The impact of new technology on cyber security
Many cyber security vendors are looking at artificial intelligence (AI) and machine learning (ML) solutions. The report show that:
- Nearly half (46.4%) of respondents reported that they are not currently using artificial intelligence (AI) or machine learning in their jobs, but they are planning to utilise them in the future.
- Approximately 32% of respondents reported currently utilising AI and machine learning, while 21% of respondents reported not having any plans to use machine learning or AI in the future
- Nearly 75% of respondents agreed that machine learning and AI can make their job better or easier
One of the challenges for many cyber security analysts is dealing with the vast amount of information they get on a daily basis. This is where the current generation of AI and ML tools are being deployed. They are being used in two ways:
- To refine the threat data to allow security analysts to more effectively identify a threat.
- To provide automated responses to common attacks
The second point is something that most new entrants into the cyber security market claim to do. Much of the work is based on heuristics. However, the depth and breadth of the AI and ML knowledge is limited. New entrants into the market can struggle to get access to a wide enough pool of threat intelligence data in order to train their systems.

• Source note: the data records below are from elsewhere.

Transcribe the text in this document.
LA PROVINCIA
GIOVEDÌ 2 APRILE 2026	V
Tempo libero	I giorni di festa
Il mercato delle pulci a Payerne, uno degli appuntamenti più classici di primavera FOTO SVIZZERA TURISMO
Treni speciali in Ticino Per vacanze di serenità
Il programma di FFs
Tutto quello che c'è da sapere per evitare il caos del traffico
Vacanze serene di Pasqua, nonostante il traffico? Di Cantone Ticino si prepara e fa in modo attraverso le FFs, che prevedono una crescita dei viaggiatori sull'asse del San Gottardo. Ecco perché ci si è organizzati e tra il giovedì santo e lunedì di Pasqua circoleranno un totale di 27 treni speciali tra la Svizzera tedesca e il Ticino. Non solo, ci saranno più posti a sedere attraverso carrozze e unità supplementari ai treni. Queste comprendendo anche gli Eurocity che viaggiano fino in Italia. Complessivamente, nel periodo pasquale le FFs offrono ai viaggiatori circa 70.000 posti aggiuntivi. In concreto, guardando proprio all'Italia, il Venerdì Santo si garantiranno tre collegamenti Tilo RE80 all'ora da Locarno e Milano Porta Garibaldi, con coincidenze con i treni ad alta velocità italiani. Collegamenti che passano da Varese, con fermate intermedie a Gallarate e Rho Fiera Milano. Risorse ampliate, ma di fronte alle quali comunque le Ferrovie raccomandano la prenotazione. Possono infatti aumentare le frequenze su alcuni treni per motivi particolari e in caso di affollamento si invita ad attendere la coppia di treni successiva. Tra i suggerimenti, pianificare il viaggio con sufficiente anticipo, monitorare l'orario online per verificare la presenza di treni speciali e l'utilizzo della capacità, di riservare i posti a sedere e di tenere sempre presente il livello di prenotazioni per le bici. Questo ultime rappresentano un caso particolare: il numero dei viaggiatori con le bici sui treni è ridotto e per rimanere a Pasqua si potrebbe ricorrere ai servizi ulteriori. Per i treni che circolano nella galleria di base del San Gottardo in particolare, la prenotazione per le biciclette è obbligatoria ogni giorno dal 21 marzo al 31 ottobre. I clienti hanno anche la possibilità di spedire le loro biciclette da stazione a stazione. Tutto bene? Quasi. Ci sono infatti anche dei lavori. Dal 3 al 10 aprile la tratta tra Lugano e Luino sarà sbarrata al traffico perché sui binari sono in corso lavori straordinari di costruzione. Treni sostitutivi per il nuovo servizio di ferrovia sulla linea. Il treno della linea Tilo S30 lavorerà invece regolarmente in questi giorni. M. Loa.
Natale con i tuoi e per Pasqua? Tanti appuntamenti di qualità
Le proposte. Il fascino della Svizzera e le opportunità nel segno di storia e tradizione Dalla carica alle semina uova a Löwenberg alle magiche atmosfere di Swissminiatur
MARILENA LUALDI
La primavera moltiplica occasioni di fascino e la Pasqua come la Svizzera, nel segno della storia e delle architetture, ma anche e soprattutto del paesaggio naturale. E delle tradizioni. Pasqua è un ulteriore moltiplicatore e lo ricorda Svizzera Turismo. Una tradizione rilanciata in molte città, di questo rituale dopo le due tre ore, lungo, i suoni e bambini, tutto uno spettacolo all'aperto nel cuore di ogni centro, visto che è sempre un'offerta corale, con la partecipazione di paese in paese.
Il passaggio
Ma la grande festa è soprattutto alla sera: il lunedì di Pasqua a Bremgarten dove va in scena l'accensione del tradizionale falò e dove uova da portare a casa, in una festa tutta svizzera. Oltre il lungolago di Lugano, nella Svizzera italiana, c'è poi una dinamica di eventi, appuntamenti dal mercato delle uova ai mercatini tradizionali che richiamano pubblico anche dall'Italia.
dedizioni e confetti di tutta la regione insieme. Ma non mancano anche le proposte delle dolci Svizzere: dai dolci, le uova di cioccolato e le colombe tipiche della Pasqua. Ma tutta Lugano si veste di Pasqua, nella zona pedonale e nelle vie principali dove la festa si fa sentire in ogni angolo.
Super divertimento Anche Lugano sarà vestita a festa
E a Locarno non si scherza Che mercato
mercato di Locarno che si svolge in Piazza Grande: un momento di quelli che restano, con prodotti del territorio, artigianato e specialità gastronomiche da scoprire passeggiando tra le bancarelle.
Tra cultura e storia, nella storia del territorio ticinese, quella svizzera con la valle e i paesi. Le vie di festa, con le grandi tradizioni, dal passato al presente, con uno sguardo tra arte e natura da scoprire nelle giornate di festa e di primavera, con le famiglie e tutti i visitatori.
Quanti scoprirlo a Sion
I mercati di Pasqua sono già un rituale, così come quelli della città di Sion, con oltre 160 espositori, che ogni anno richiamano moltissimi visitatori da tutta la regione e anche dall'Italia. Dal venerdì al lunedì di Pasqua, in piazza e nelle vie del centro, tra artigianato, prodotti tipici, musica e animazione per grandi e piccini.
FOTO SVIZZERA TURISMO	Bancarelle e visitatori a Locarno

As a result, they have a tendency to higher false positives and to misidentify some types of attacks.
The introduction of AI and ML solutions is not seen as a threat to job security by over 75% of respondents.
What does this mean
What makes this report interesting is the depth that it appears to have gone into. It would have been useful to see the raw data to understand how many respondents answered all or even the majority of the questions.
There are contradictions in the report, especially where it deals with diversity, salaries and education. At the same time it also reinforces the view that change in these areas, despite the efforts of some groups, is glacially slow. There is a need for more to be done to drive a more effective diversity agenda. At the moment, most cyber security vendors will admit they struggle to get women applicants for their SOCs.
One of the big risks to a lot of non-US companies is matching the salaries that US-based companies are paying. This is not just about the base salary but the difference in the cost of living.
With the current skills shortages predicted to last for much of the next decade, cyber security is a lucrative career.